Cuisses de Poulet Français


ChickenThighs

Here’s an easy weekday meal that both smells and tastes delicious. It’s based on country French dishes that make use of economical cuts of meat and quick stovetop cooking, and it’s a simple supper solution for busy cooks. 

Cuisses de Poulet Français
Yield: 4 servings of two thighs each // 428 calories, 3 net carbs

8 large chicken thighs, skin on
Salt and pepper
1/2 large yellow onion, diced
4 cloves garlic, minced
12 ounces mushrooms (or any combination of your favorites), washed and diced
1/2 cup celery, diced
1/2 teaspoon thyme
1/4 teaspoon marjoram
1/3 cup dry white wine
A few tablespoons chopped chives, to garnish

Preheat oven to 150 degrees, or lowest “warm” setting.

Place chicken thighs skin-side down on a cutting board, and make a two-inch slice on each side of the bone. Season both sides with salt and pepper, and place skin-side down in a dry, cold cast iron skillet. 

Increase heat to high. After the chicken sizzles for about a minute, reduce heat to medium and wiggle the thighs to make sure they aren’t sticking to the pan. Cover and cook approximately 20 minutes, checking often to make sure skin isn’t getting too brown. If chicken is getting too brown too fast, reduce heat to low.

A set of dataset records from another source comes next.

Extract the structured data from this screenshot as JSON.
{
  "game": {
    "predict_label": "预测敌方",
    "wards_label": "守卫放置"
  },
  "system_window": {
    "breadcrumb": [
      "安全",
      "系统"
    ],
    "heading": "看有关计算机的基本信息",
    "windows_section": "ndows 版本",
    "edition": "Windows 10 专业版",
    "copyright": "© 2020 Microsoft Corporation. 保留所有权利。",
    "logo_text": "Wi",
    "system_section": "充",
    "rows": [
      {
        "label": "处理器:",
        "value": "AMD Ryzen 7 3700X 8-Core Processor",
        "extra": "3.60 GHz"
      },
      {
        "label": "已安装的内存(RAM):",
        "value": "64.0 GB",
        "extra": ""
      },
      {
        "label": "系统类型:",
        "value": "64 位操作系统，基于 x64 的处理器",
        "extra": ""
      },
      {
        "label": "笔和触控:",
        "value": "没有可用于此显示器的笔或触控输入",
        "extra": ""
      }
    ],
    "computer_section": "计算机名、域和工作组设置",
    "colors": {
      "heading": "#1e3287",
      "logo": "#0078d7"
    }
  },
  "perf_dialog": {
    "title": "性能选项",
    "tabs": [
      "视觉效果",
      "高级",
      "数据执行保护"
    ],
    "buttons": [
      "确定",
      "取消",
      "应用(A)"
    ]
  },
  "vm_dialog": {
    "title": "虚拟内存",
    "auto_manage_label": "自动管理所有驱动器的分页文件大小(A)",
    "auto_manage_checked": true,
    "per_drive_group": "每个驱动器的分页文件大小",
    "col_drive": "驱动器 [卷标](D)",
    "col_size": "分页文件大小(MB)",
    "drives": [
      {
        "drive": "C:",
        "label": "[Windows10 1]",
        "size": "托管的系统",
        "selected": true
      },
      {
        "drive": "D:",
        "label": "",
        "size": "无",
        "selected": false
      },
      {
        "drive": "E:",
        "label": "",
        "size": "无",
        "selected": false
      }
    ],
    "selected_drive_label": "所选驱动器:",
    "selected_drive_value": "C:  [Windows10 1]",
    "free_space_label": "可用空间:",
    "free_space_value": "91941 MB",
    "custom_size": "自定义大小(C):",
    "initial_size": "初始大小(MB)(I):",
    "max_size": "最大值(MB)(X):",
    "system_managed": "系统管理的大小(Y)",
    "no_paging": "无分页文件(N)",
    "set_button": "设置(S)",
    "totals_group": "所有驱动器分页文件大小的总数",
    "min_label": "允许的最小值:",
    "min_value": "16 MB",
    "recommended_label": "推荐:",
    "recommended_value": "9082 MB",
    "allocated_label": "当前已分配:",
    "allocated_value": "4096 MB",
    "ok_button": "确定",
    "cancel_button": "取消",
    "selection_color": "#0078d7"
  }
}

When the chicken is done (if wanted, check with a meat thermometer; 165 internal temp is safe), transfer the thighs to a sheet pan to keep warm in the oven while you prepare the sauce.

Pour off all but three tablespoons of chicken fat from the skillet. Add the onion, celery, garlic, and mushrooms, and herbs, and sauté over high heat until mushrooms begin to turn a little brown.

Season with salt and pepper, then pour in the wine, making sure to scrape up any brown bits from the bottom of the pan. Cook until sauce thickens.

To serve, spoon mushroom ragout onto plates. Place a chicken thigh on top, add more sauce, and sprinkle with chives. Nice side dishes:  Kibon Foods’ “Healthy Noodles” or rich mashed cauliflower.